I've been trying to solve a problem. I'm surprised I haven't been able to find anything really useful on the net.
I know that from the eigenvalues of the covariance matrix of the ellipse, the major and the minor axis of the ellipse can be computed. As the following:
a1 = 2*sqrt(e1)
a2 = 2*sqrt(e2)
where a1 and a2 are the major and minor axis, e1 and e2 are the eigenvalues of covariance matrix.
My question is: given an edge points (xi,yi) of the image ellipse, how it possible to find the 2×2 covariance matrix of that ellipse?

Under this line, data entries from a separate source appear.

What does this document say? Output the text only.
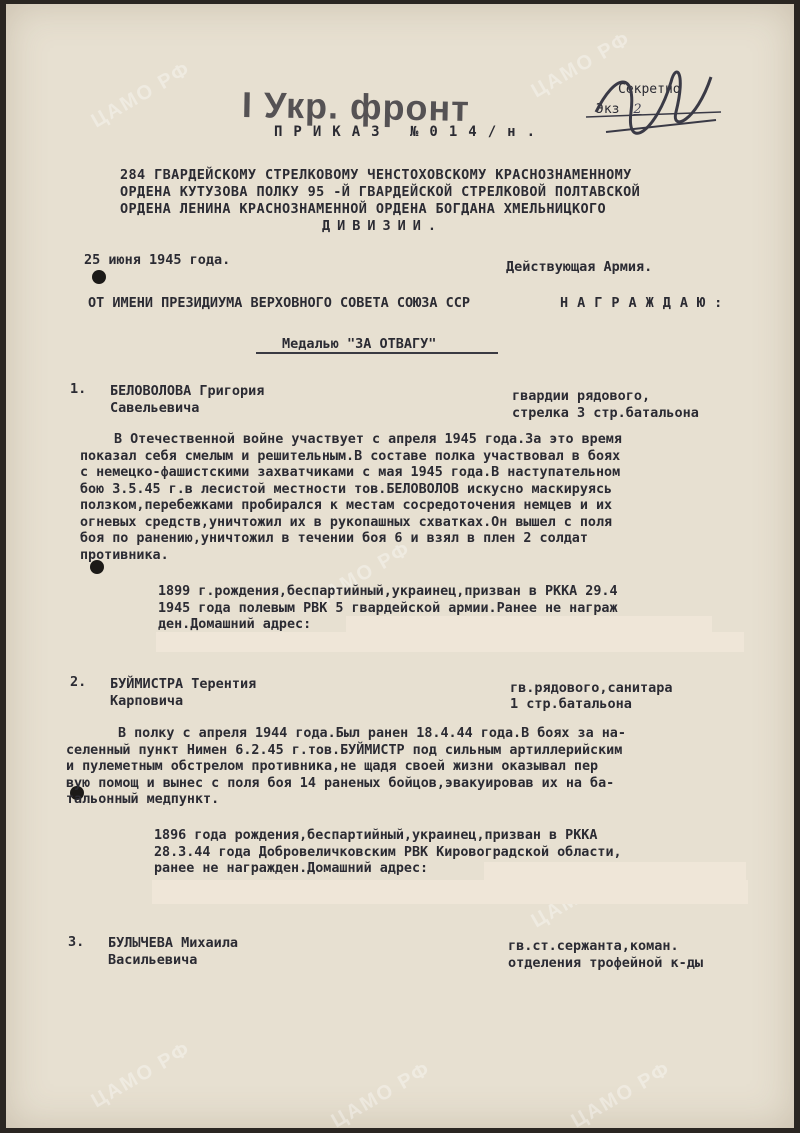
ЦАМО РФ	ЦАМО РФ
ЦАМО РФ
ЦАМО РФ	ЦАМО РФ	ЦАМО РФ
I Укр. фронт	Секретно
Экз 2
ПРИКАЗ №014/н.
284 ГВАРДЕЙСКОМУ СТРЕЛКОВОМУ ЧЕНСТОХОВСКОМУ КРАСНОЗНАМЕННОМУ
ОРДЕНА КУТУЗОВА ПОЛКУ 95 -Й ГВАРДЕЙСКОЙ СТРЕЛКОВОЙ ПОЛТАВСКОЙ
ОРДЕНА ЛЕНИНА КРАСНОЗНАМЕННОЙ ОРДЕНА БОГДАНА ХМЕЛЬНИЦКОГО
ДИВИЗИИ.
25 июня 1945 года.	Действующая Армия.
ОТ ИМЕНИ ПРЕЗИДИУМА ВЕРХОВНОГО СОВЕТА СОЮЗА ССР	НАГРАЖДАЮ:
Медалью "ЗА ОТВАГУ"
1. БЕЛОВОЛОВА Григория
Савельевича
гвардии рядового,
стрелка 3 стр.батальона
В Отечественной войне участвует с апреля 1945 года.За это время
показал себя смелым и решительным.В составе полка участвовал в боях
с немецко-фашистскими захватчиками с мая 1945 года.В наступательном
бою 3.5.45 г.в лесистой местности тов.БЕЛОВОЛОВ искусно маскируясь
ползком,перебежками пробирался к местам сосредоточения немцев и их
огневых средств,уничтожил их в рукопашных схватках.Он вышел с поля
боя по ранению,уничтожил в течении боя 6 и взял в плен 2 солдат
противника.
1899 г.рождения,беспартийный,украинец,призван в РККА 29.4
1945 года полевым РВК 5 гвардейской армии.Ранее не награж
ден.Домашний адрес:
2. БУЙМИСТРА Терентия
Карповича
гв.рядового,санитара
1 стр.батальона
В полку с апреля 1944 года.Был ранен 18.4.44 года.В боях за на-
селенный пункт Нимен 6.2.45 г.тов.БУЙМИСТР под сильным артиллерийским
и пулеметным обстрелом противника,не щадя своей жизни оказывал пер
вую помощ и вынес с поля боя 14 раненых бойцов,эвакуировав их на ба-
тальонный медпункт.
1896 года рождения,беспартийный,украинец,призван в РККА
28.3.44 года Добровеличковским РВК Кировоградской области,
ранее не награжден.Домашний адрес:
3. БУЛЫЧЕВА Михаила
Васильевича
гв.ст.сержанта,коман.
отделения трофейной к-ды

Just by pure reverse engineering (I'm not familiar anymore with this material), I can do this:
%// Generate circle
R = 189;
t = linspace(0, 2*pi, 1000).';
x = R*cos(t);
y = R*sin(t);
%// Find the radius?
[~,L] = eig( cov([x,y]) );
%// ...hmm, seems off by a factor of sqrt(2)
2*sqrt( diag(L) )
%// so it would come out right when I'd include a factor of 1/2 in the sqrt():
2*sqrt( diag(L)/2 )
So, let's test that theory for general ellipses:
%// Random radii
a1 = 1000*rand;
a2 = 1000*rand;
%// Random rotation matrix
R = @(a)[
+cos(a) +sin(a);
-sin(a) +cos(a)];
%// Generate pionts on the ellipse
t = linspace(0, 2*pi, 1000).';
xy = [a1*cos(t) a2*sin(t);] * R(rand);
%// Find the deviation from the known radii
%// (taking care of that the ordering may be different)
[~,L] = eig(cov(xy));
min(abs(1-bsxfun(@rdivide, 2*sqrt( diag(L)/2 ), [a1 a2; a2 a1])),[],2)
which always returns something acceptably small.
So, seems to work :) Can anyone verify that this is indeed correct?